The doctor looked at her searchingly and said:
“All right, Tamara Grigorievna, we’ll discharge her. If she makes it till then…”
That was when the letter from Ilya arrived. Letter? No, it was a masterpiece. He glorified their past, describing their time together as the best days of his life. He repented of his sins, asked for forgiveness, and hinted (laying it on a bit thick, but still not missing a beat) at their imminent reunion, which grew nearer with each passing day.
And the letter caused a turnaround in Olga’s life and in her illness. She read the letter, put it aside, and asked Tamara for her cosmetics. Looking at her reflection in a small mirror, she sighed and powdered her nose—the powder showed up as a pink blotch on her waxen yellow skin, which didn’t escape Olga’s notice. She asked Tamara to buy her some more powder in a lighter tone.
“This light pink will look like rouge on my complexion!” And she smiled her former smile, which featured four dimples at once—two round ones at the corners of her mouth and two longer ones in the middle of her cheeks.
She reread the letter, reached for her cosmetics, and corrected her face again. Before Tamara left she asked her to bring a good large envelope the next day.
She wants to reply to the letter, thought Tamara. But she was wrong. The next morning Olga placed the envelope with the foreign stamps into the larger one, and stashed it away on the bottom shelf of the bedside table. Tamara had expected that Olga would read her the letter from Ilya; this took her by surprise. At last, Tamara couldn’t contain herself any longer and asked what Ilya had written. Olga smiled a ghostly smile and replied enigmatically.
“You know, Brinchik,” she said, calling Tamara by her nickname. “He didn’t write anything in particular. It’s just that everything seems to have fallen into place. He’s an intelligent man, and now he understands. We just can’t live apart.”
On that very day, Olga got up and made her way down to the dining room.

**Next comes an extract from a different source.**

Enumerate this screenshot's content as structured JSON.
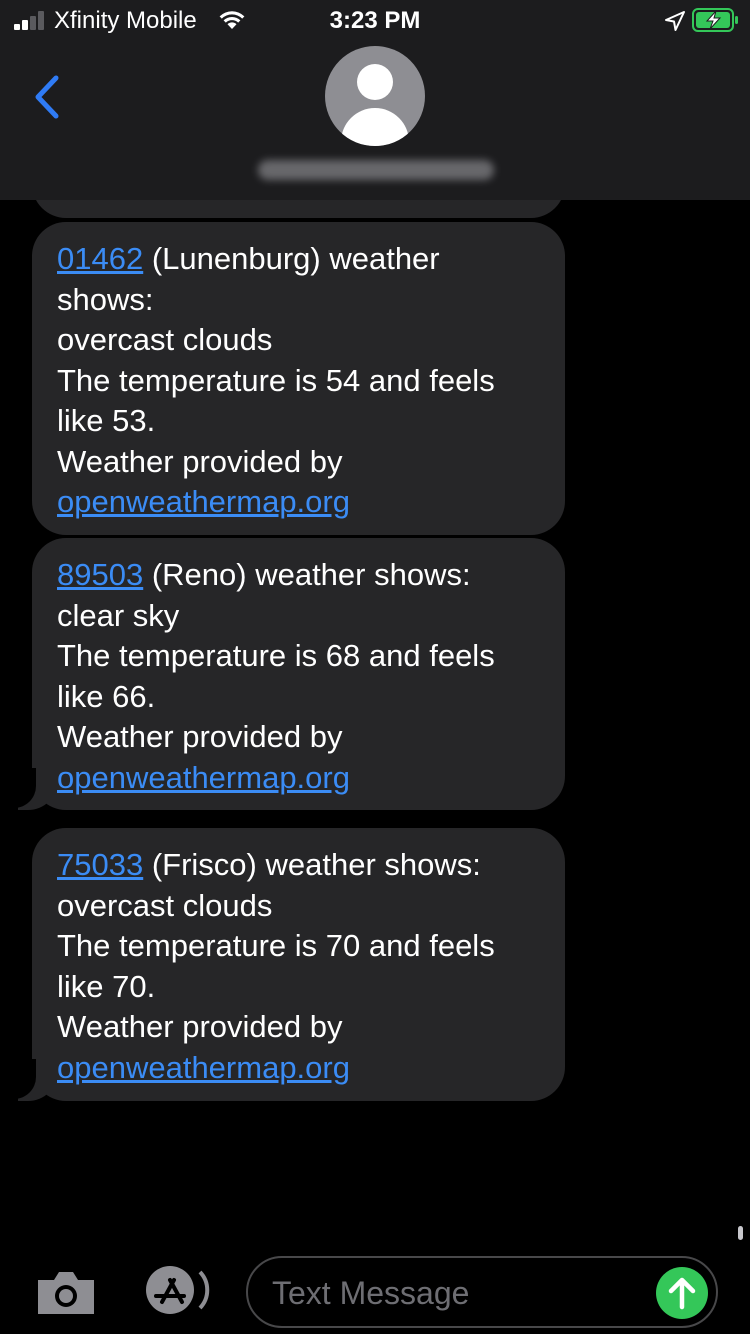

They say that this is not unheard of; it does happen sometimes. Some backup program in the body kicks in, a blocked switch turns on, something rejuvenates itself or springs to life, who the hell knows … God only knows … the very same thing that happens in miracle healing. Saints who perform wonders in the name of the Lord Jesus Christ know nothing about biochemistry, and biochemists, who are well aware of the destructive processes associated with oncological diseases, are at a loss to explain the workings of the magic button setting in motion this backup program that Father John of Kronstadt or the Blessed Matrona of Moscow knew to press.
After the New Year, Olga didn’t return to the hospital. She began to heal herself, like a sick cat who steals into the woods to eat healing grasses and herbs. Now Olga surrounded herself with herbalists and wisewomen. The well-known herbal healer from Pamir was summoned, and he prescribed infusions and potions. She ate the earth from sacred spots, drank urine. And sages and soothsayers came to see her as well. Where on earth did she dig them up?
Antonina Naumovna, already reconciled to her daughter’s death, was disconcerted by all of this. Death from cancer was more comprehensible than all this healing by methods bordering on the indecent. The doctor who had foreseen Olga’s imminent demise made a house call, examined her, probed and pressed her, and asked her to undergo further tests and analyses. But the patient merely smiled her enigmatic smile and shook her head: no, no, what need is there for that?